Companies can send out hundreds or even thousands of third-party risk assessments at a given time.
To keep up with all the responses they receive, organizations often use a red flag model to quickly identify assessments that aren’t up to par. This may not be the best way to assess a third party’s environment, but it’s still a common methodology.
So here are a few of our tips to help you answer these assessments accurately.
Red Flags Are Associated with How You Respond to a Customer Security Audit
It’s important to note that the majority of these red-flags are associated with how you respond, rather than the actual content of your responses.
Red flags include:
- Responding non-applicable (N/A) for all or many of the answers in an assessment. Unless you support an N/A answer with a very clear description and reasons, it’s never a good way to answer a question.

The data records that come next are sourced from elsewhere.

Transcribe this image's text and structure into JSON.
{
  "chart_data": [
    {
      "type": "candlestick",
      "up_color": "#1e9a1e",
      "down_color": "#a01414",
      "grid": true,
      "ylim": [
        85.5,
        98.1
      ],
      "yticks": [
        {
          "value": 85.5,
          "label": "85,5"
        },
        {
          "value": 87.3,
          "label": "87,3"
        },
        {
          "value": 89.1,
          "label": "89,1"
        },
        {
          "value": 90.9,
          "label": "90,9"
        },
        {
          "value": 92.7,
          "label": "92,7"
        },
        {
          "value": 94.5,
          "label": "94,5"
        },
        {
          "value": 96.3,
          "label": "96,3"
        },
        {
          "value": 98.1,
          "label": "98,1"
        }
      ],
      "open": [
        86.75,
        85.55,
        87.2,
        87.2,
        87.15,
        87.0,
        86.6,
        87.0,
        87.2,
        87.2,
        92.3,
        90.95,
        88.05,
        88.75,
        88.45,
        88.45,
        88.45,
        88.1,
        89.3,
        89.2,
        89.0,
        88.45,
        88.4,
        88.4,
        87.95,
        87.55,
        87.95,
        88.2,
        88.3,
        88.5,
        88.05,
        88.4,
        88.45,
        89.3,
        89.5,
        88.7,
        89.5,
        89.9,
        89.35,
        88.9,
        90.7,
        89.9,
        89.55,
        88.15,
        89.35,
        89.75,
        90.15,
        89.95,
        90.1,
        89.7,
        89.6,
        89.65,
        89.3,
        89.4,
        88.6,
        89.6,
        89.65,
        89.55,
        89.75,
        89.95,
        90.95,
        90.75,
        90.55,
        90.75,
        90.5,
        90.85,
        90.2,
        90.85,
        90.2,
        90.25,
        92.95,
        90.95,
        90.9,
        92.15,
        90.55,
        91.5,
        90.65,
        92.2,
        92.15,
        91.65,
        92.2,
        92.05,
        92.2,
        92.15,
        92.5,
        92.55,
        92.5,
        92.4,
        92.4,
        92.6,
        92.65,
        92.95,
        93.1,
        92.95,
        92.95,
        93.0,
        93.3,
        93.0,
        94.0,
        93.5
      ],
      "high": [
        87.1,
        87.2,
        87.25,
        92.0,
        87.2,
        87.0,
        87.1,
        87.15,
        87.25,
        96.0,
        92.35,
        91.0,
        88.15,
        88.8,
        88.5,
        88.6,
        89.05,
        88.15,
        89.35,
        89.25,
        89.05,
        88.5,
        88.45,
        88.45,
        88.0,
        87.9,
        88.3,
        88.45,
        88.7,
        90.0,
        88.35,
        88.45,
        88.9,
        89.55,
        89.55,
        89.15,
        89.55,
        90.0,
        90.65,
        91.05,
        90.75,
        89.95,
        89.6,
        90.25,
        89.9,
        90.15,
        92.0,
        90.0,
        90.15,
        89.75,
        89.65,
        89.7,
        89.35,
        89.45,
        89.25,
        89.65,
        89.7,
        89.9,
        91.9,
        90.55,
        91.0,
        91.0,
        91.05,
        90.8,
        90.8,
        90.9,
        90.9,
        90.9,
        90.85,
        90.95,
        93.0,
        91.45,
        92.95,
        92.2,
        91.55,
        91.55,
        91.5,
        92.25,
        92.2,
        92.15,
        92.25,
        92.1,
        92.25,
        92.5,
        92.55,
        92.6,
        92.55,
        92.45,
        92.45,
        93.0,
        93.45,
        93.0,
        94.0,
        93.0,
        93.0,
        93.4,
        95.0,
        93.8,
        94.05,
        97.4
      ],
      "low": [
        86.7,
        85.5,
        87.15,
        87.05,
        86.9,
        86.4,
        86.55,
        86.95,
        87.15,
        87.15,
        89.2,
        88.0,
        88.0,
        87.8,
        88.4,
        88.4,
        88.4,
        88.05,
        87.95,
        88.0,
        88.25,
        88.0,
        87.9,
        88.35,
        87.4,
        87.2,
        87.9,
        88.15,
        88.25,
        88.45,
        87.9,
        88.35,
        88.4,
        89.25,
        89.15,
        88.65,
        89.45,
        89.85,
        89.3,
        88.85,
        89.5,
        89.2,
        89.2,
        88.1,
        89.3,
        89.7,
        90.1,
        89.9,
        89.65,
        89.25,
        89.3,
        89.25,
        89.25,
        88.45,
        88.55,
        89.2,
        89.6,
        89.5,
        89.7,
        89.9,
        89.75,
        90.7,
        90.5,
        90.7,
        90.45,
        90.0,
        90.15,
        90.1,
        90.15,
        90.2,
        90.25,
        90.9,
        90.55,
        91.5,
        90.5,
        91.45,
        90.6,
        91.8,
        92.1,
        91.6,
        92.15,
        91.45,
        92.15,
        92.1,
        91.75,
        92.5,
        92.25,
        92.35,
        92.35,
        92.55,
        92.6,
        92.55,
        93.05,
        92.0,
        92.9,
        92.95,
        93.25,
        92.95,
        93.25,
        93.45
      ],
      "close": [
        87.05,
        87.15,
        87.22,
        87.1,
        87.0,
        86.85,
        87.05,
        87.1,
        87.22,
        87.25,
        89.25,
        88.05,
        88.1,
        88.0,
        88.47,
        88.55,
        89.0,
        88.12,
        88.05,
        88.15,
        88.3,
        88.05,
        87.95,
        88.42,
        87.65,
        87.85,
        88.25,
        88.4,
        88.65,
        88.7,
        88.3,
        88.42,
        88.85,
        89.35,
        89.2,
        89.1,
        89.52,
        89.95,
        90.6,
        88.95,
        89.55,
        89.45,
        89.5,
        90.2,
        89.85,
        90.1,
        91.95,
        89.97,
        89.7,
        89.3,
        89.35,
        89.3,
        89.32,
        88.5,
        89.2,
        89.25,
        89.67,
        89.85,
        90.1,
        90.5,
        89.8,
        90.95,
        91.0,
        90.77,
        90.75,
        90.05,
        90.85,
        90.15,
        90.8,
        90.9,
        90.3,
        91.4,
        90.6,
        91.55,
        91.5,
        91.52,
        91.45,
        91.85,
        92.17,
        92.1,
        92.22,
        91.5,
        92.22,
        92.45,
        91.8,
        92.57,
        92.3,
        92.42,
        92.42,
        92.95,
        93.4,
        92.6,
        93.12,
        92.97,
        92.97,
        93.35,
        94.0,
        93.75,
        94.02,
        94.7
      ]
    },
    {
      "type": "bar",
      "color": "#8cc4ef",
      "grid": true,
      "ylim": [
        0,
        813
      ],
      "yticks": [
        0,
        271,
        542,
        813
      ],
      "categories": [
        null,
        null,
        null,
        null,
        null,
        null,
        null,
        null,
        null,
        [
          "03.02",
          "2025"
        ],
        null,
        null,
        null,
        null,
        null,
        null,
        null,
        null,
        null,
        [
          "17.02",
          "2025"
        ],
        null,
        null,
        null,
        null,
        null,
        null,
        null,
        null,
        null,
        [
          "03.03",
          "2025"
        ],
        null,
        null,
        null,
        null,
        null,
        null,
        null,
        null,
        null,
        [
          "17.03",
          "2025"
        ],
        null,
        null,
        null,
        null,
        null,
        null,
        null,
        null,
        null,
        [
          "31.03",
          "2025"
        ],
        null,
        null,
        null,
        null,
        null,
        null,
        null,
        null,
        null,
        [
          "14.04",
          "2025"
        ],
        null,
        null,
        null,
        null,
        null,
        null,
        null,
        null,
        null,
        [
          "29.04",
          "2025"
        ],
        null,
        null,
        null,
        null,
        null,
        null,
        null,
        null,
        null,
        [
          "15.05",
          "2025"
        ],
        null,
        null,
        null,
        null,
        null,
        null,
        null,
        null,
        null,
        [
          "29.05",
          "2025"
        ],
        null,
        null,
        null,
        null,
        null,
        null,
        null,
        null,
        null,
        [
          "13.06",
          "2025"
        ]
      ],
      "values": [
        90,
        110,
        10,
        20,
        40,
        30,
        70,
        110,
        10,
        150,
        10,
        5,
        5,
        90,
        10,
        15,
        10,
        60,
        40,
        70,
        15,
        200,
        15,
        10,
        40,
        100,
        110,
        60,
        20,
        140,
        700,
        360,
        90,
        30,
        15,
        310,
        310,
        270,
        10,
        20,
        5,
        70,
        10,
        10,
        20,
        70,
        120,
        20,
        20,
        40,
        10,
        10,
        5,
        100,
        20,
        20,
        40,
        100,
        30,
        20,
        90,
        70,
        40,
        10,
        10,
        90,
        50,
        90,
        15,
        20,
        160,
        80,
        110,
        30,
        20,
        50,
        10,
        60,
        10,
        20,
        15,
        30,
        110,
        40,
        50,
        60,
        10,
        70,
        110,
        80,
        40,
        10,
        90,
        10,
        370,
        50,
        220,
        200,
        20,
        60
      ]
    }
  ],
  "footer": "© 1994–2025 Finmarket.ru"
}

- Responding that you are compliant for all of the answers without providing more details in appropriate sections of the assessments. Complete compliance would require a lot of documentation and detail, and you’d have to be able to support it during the assessment.
- Having the responses written by a person that doesn’t have a security background. If there is an on-site or phone interview during the assessment, send someone with a strong background in security that can accurately communicate and explain the background of your existing program.
- Disorganized documentation. Make sure everything is sharp and presentable, which includes making sure it’s on the right letterhead, customizing it to your organization, and making sure the current “last modified dates” are no more than a year old.
- Providing more information than necessary. Only answer the questions to the level of detail that the assessment asks for.